Research & Papers

Position bias in dense retrievers is learned from data, study finds

New study shows 57-87% reduction in position bias with balanced training.

Deep Dive

A new study from researchers Daegon Yu, SeungYoon Han, and Woomyoung Park investigates whether position bias in dense retrievers is inherent to their architecture or learned from training data. Dense retrievers often favor documents where query-relevant information appears near the beginning, hurting performance when evidence is later in the text. The team constructed synthetic position-targeted training sets where evidence consistently appeared at the beginning, middle, or end, then fine-tuned eight architecturally diverse pretrained models (including variations of BERT) under both skewed and balanced distributions. The results were clear: skewed training led all models to favor documents with evidence at the corresponding position, showing that training data distribution is a major driver of retrieval-level bias.

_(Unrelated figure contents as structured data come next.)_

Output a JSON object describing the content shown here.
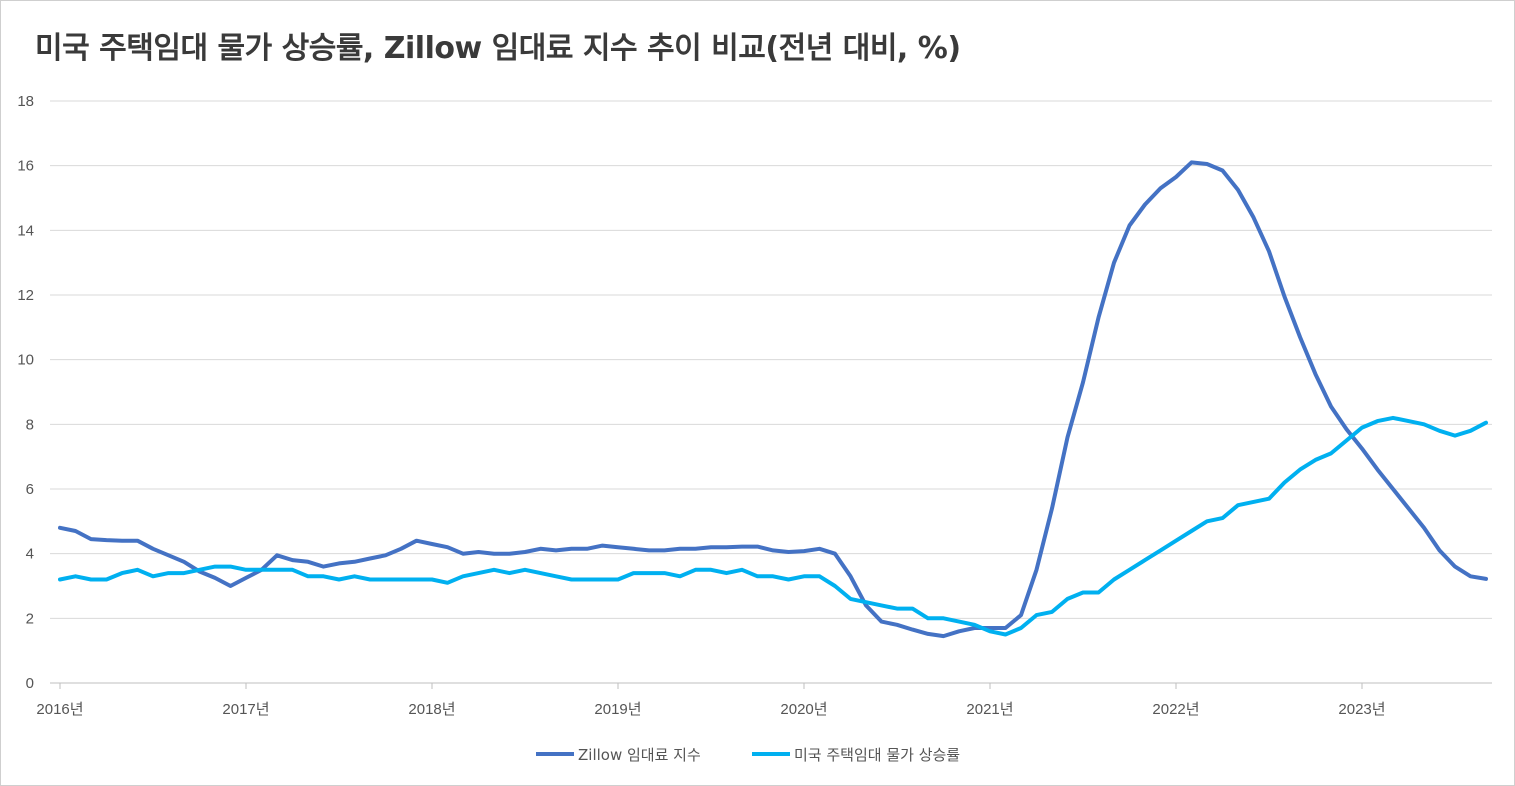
{
  "chart_data": {
    "type": "line",
    "title": "미국 주택임대 물가 상승률, Zillow 임대료 지수 추이 비교(전년 대비, %)",
    "xlabel": "",
    "ylabel": "",
    "ylim": [
      0,
      18
    ],
    "y_ticks": [
      "0",
      "2",
      "4",
      "6",
      "8",
      "10",
      "12",
      "14",
      "16",
      "18"
    ],
    "x_tick_labels": [
      "2016년",
      "2017년",
      "2018년",
      "2019년",
      "2020년",
      "2021년",
      "2022년",
      "2023년"
    ],
    "x_start": "2016-01",
    "x_frequency": "monthly",
    "grid": true,
    "legend_position": "bottom",
    "colors": {
      "zillow": "#4472C4",
      "cpi": "#00B0F0",
      "grid": "#d9d9d9",
      "axis": "#bfbfbf"
    },
    "series": [
      {
        "name": "Zillow 임대료 지수",
        "color": "#4472C4",
        "values": [
          4.8,
          4.7,
          4.45,
          4.42,
          4.4,
          4.4,
          4.15,
          3.95,
          3.75,
          3.45,
          3.25,
          3.0,
          3.25,
          3.5,
          3.95,
          3.8,
          3.75,
          3.6,
          3.7,
          3.75,
          3.85,
          3.95,
          4.15,
          4.4,
          4.3,
          4.2,
          4.0,
          4.05,
          4.0,
          4.0,
          4.05,
          4.15,
          4.1,
          4.15,
          4.15,
          4.25,
          4.2,
          4.15,
          4.1,
          4.1,
          4.15,
          4.15,
          4.2,
          4.2,
          4.22,
          4.22,
          4.1,
          4.05,
          4.08,
          4.15,
          4.0,
          3.3,
          2.4,
          1.9,
          1.8,
          1.65,
          1.52,
          1.45,
          1.6,
          1.7,
          1.7,
          1.7,
          2.1,
          3.5,
          5.4,
          7.6,
          9.3,
          11.3,
          13.0,
          14.15,
          14.8,
          15.3,
          15.65,
          16.1,
          16.05,
          15.85,
          15.25,
          14.4,
          13.35,
          11.95,
          10.7,
          9.55,
          8.55,
          7.85,
          7.25,
          6.6,
          6.0,
          5.4,
          4.8,
          4.1,
          3.6,
          3.3,
          3.22
        ]
      },
      {
        "name": "미국 주택임대 물가 상승률",
        "color": "#00B0F0",
        "values": [
          3.2,
          3.3,
          3.2,
          3.2,
          3.4,
          3.5,
          3.3,
          3.4,
          3.4,
          3.5,
          3.6,
          3.6,
          3.5,
          3.5,
          3.5,
          3.5,
          3.3,
          3.3,
          3.2,
          3.3,
          3.2,
          3.2,
          3.2,
          3.2,
          3.2,
          3.1,
          3.3,
          3.4,
          3.5,
          3.4,
          3.5,
          3.4,
          3.3,
          3.2,
          3.2,
          3.2,
          3.2,
          3.4,
          3.4,
          3.4,
          3.3,
          3.5,
          3.5,
          3.4,
          3.5,
          3.3,
          3.3,
          3.2,
          3.3,
          3.3,
          3.0,
          2.6,
          2.5,
          2.4,
          2.3,
          2.3,
          2.0,
          2.0,
          1.9,
          1.8,
          1.6,
          1.5,
          1.7,
          2.1,
          2.2,
          2.6,
          2.8,
          2.8,
          3.2,
          3.5,
          3.8,
          4.1,
          4.4,
          4.7,
          5.0,
          5.1,
          5.5,
          5.6,
          5.7,
          6.2,
          6.6,
          6.9,
          7.1,
          7.5,
          7.9,
          8.1,
          8.2,
          8.1,
          8.0,
          7.8,
          7.65,
          7.8,
          8.05
        ]
      }
    ]
  }
}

When training data was balanced across positions, positional sensitivity dropped by 57-87% on position-aware benchmarks, while mean retrieval performance remained competitive in controlled settings. Representation-level analyses further revealed that fine-tuning reshapes learned positional preferences, though some pre-existing architectural or pretraining tendencies persisted in certain models. Overall, the study identifies training-position distribution as a key controllable factor in position bias and recommends balanced data curation as an effective mitigation strategy. For practitioners building search systems or RAG pipelines, this means careful data design can reduce unfair positional bias without sacrificing accuracy.

Key Points
  • Skewed training distributions caused all 8 architecturally diverse models to favor evidence at the corresponding document position.
  • Balanced training reduced positional sensitivity by 57-87% on position-aware benchmarks while maintaining competitive retrieval performance.
  • Representation-level analysis showed fine-tuning reshapes learned preferences, but some pre-existing tendencies from architecture or pretraining persisted.

Why It Matters

Data curation can dramatically reduce unfair position bias in dense retrievers, improving retrieval fairness and performance in search and RAG systems.